How to Safely Take Ibuprofen and Alcohol
The safe way to take ibuprofen and alcohol is to consume each separately – again, it should be taken independently.
If you only occasionally take ibuprofen and accidentally have a drink around the same time, you typically don’t need to worry about experiencing side effects. Still, it’s best to avoid combining the medication with alcohol.
You can also reduce the risk of side effects by eating a snack or small meal after combining ibuprofen and alcohol. However, this isn’t guaranteed to work every time, so it’s still best to avoid the combination altogether.
Suppose you suffer from kidney disease, liver damage, liver disease, or substance abuse disorders. In that case, the side effects of taking ibuprofen with alcohol will be more severe, and medical attention should be considered and taken seriously.
When Can You Drink Alcohol After Taking Ibuprofen?
Ibuprofen starts its pain-relieving effect after around 30 minutes from when you take it and lasts for about 6 hours.
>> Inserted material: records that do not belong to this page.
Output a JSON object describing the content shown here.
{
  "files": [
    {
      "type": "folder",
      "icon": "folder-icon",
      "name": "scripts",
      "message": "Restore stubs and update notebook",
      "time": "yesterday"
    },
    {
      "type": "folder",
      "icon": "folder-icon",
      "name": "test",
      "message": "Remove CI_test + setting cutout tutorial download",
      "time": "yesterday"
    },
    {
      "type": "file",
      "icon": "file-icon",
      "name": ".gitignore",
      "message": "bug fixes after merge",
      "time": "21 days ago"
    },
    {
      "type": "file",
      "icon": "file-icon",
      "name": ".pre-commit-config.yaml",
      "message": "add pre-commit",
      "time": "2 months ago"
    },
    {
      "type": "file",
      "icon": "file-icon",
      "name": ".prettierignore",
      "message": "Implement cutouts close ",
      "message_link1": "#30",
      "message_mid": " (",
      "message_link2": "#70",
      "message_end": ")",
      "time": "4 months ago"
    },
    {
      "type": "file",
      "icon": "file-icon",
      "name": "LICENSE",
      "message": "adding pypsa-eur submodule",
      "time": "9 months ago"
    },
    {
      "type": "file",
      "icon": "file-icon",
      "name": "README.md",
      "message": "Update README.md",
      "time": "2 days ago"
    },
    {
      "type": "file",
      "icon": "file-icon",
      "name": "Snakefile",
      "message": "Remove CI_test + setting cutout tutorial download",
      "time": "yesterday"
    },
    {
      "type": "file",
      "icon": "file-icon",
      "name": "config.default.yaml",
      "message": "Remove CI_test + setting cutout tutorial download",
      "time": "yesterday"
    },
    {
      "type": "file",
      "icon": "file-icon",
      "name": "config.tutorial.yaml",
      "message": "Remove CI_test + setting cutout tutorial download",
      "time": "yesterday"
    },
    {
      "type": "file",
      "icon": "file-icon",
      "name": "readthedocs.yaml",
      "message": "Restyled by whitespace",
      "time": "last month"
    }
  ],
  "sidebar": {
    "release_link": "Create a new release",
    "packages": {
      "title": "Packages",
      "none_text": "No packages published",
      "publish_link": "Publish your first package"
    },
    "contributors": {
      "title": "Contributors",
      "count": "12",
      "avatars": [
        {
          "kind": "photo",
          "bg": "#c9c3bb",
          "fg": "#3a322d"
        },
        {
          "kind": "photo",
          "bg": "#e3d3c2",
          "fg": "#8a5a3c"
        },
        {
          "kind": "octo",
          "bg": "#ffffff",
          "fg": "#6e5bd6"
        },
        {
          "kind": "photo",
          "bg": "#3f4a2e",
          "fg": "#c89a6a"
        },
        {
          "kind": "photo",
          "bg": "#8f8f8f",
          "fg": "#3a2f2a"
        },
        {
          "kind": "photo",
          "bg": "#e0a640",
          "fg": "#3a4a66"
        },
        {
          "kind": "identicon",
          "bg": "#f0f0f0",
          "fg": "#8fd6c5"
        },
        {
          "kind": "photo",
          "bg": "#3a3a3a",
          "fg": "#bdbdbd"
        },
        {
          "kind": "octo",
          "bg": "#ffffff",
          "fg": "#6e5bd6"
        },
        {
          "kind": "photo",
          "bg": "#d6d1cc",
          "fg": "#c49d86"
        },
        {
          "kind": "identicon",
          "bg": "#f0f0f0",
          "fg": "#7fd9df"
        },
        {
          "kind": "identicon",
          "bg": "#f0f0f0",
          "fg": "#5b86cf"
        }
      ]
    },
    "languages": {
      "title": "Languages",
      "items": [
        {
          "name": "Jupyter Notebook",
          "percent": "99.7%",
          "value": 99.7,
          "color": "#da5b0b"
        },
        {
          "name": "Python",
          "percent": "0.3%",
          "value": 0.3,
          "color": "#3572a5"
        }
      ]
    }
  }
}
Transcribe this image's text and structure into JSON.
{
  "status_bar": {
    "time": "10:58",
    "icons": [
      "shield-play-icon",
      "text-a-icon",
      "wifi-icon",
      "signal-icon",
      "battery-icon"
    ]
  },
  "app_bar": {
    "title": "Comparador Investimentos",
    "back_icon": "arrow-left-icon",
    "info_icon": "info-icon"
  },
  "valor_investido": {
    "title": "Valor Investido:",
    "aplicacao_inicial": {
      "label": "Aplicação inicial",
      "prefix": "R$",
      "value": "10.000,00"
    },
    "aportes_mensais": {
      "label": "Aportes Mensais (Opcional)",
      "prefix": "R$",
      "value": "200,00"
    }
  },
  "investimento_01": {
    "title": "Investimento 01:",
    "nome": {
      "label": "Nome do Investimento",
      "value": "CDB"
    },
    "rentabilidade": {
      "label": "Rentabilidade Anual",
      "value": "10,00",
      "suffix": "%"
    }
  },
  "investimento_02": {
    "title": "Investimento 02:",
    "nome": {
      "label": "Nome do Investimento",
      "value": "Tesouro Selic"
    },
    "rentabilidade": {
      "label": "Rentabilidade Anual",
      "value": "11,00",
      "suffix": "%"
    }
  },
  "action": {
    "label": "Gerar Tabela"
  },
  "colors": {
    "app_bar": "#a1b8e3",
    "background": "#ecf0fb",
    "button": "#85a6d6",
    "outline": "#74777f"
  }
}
However, ibuprofen can stay in your body for up to 10 hours.
As such, it’s best to avoid drinking alcohol for at least 10 hours after taking ibuprofen to lower the chances of adverse effects.
When Can You Take Ibuprofen After Drinking Alcohol?
Alcohol can stay in your system for up to 24 hours, so you should wait at least one day before taking ibuprofen.
Wrapping It Up
The risks of mixing ibuprofen and alcohol include gastrointestinal bleeding, kidney problems, and excessive drowsiness. If you experience any related symptoms mentioned above, contact your doctor immediately.